Dilemma - help please(2 Posts)
Split up with ExH 16 months ago. 2 x dd's aged 5 & 16 months.
He moved 120 miles away back to his hometown to be with OW
DD1 is going to dad's for 2 weeks in the summer holidays.
I have the option to take Dd2 up the middle weekend to stay with friends so that the girls can see each other & because DD1 hasn't been away for more than a week before.
Can't decide what to do for the best. Dd2 isn't a great fan of car journeys although is getting better.
DD1 is OK going to her dad's although she did wet the bed for a couple of nights after half term.
Would it make it worse to see us for a day/dd2 to see DD1 for a few hours & then say goodbye again.
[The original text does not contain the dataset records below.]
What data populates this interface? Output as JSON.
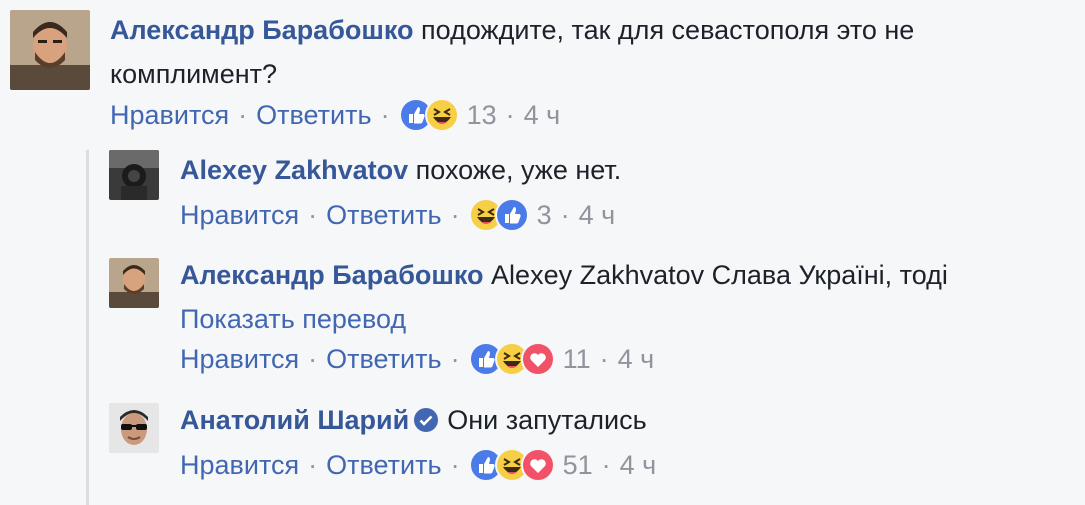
{
  "comments": [
    {
      "author": "Александр Барабошко",
      "text": "подождите, так для севастополя это не комплимент?",
      "like_label": "Нравится",
      "reply_label": "Ответить",
      "reactions": [
        "like-icon",
        "haha-icon"
      ],
      "reaction_count": "13",
      "time": "4 ч"
    },
    {
      "author": "Alexey Zakhvatov",
      "text": "похоже, уже нет.",
      "like_label": "Нравится",
      "reply_label": "Ответить",
      "reactions": [
        "haha-icon",
        "like-icon"
      ],
      "reaction_count": "3",
      "time": "4 ч"
    },
    {
      "author": "Александр Барабошко",
      "text": "Alexey Zakhvatov Слава Україні, тоді",
      "translate_label": "Показать перевод",
      "like_label": "Нравится",
      "reply_label": "Ответить",
      "reactions": [
        "like-icon",
        "haha-icon",
        "love-icon"
      ],
      "reaction_count": "11",
      "time": "4 ч"
    },
    {
      "author": "Анатолий Шарий",
      "verified": true,
      "text": "Они запутались",
      "like_label": "Нравится",
      "reply_label": "Ответить",
      "reactions": [
        "like-icon",
        "haha-icon",
        "love-icon"
      ],
      "reaction_count": "51",
      "time": "4 ч"
    }
  ],
  "separator": "·",
  "colors": {
    "background": "#f6f7f9",
    "author": "#365899",
    "link": "#4267b2",
    "meta": "#90949c",
    "text": "#1d2129"
  }
}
Wwyd? I'm going round in circles
If I did this I know DD2 and DD3 would be more upset to leave DD1 behind than not seeing her I know that there would be a huge possibility then DD1 would want to come home with us (Especially she had been mardy and been told off earlier that day). She has a fun time at her dads and loves it there, though we sometimes have tears before she goes but then sometimes she cries when she's brought back she wants to go back with her dad. I cant seem to win with it but she gets more 1 on 1 time with her dad and his partner which I see as a positive as majority of the time I am split between 3 but she does miss her siblings.
Our distance isn't as far as yours but I would be upset and struggle to leave her behind if she couldn't settle. Which could be seen as her getting her own own way but when we have the odd niggle about her going she usually goes but that's her leaving me and I know she's happy once she's there its the anxiety of leaving. I know in my heart I couldn't leave her there if that situation was to arise, which would mean I would have to pay for and arrange childcare. DD1 dad would be upset but I am 100% in them circumstances he wouldn't want to make her stay if she wouldn't settle but he would try his best to persuade her.
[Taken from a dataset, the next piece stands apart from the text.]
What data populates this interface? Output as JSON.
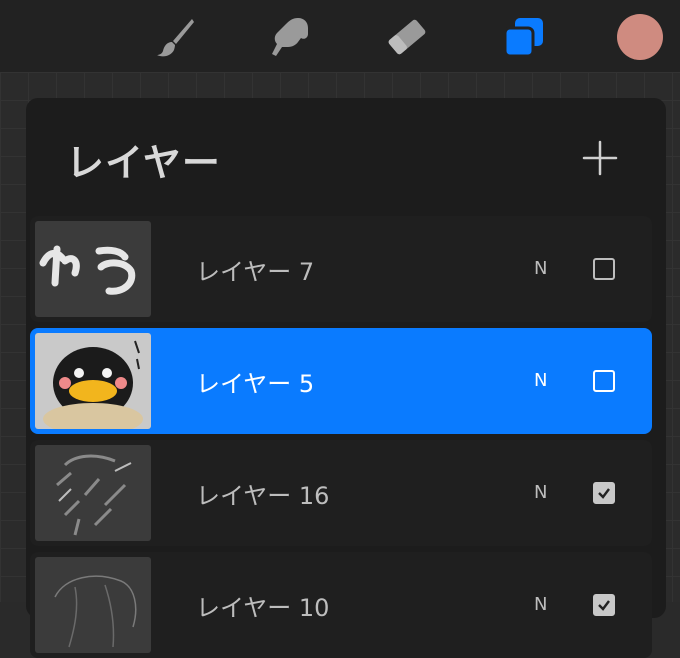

It's hard to say because only you know your DDs and how they would react being in that situation.
Could it be worse for DD2 as they say out of sight out of mind, you might have a horrible ride home if you see DD1 and she is not coming home with DD2 even more so if she's not a good traveller?
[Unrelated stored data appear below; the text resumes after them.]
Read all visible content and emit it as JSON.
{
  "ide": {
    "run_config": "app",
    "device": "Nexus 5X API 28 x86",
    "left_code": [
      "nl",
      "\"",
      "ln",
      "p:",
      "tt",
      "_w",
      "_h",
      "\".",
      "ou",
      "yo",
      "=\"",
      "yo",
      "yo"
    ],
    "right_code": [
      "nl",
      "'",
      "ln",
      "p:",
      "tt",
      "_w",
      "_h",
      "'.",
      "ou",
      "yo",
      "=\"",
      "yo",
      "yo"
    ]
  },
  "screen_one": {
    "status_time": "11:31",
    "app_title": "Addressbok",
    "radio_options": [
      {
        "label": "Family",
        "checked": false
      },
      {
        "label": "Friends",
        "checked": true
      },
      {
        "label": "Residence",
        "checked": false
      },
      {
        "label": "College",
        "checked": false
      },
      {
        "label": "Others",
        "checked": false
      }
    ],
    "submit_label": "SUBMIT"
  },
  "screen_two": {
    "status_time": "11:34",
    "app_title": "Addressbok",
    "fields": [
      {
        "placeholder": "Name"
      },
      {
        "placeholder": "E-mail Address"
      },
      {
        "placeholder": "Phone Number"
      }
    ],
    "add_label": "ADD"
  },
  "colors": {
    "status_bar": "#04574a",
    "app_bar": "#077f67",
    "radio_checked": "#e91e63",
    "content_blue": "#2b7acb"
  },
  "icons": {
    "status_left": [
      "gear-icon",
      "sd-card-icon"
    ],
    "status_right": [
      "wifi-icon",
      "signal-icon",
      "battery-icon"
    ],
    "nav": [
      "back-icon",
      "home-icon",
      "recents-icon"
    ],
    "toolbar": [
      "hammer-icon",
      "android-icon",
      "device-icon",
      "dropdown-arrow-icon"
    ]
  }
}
Will DD1 be staying with friends?, option if she wants to spend the night with you and DD2?
Will DD1 want to come home with you and DD2 once you are travelling back? If she was extremely upset and wanted to come home with you and DD2 would be comfortable to leave her behind? Would it interfere with plans/ childcare if that happened and you needed to take DD1 home? The distance might be a factor if I had to leave her and she didn't settle once I had left.
These are the things I asked myself from reading your op.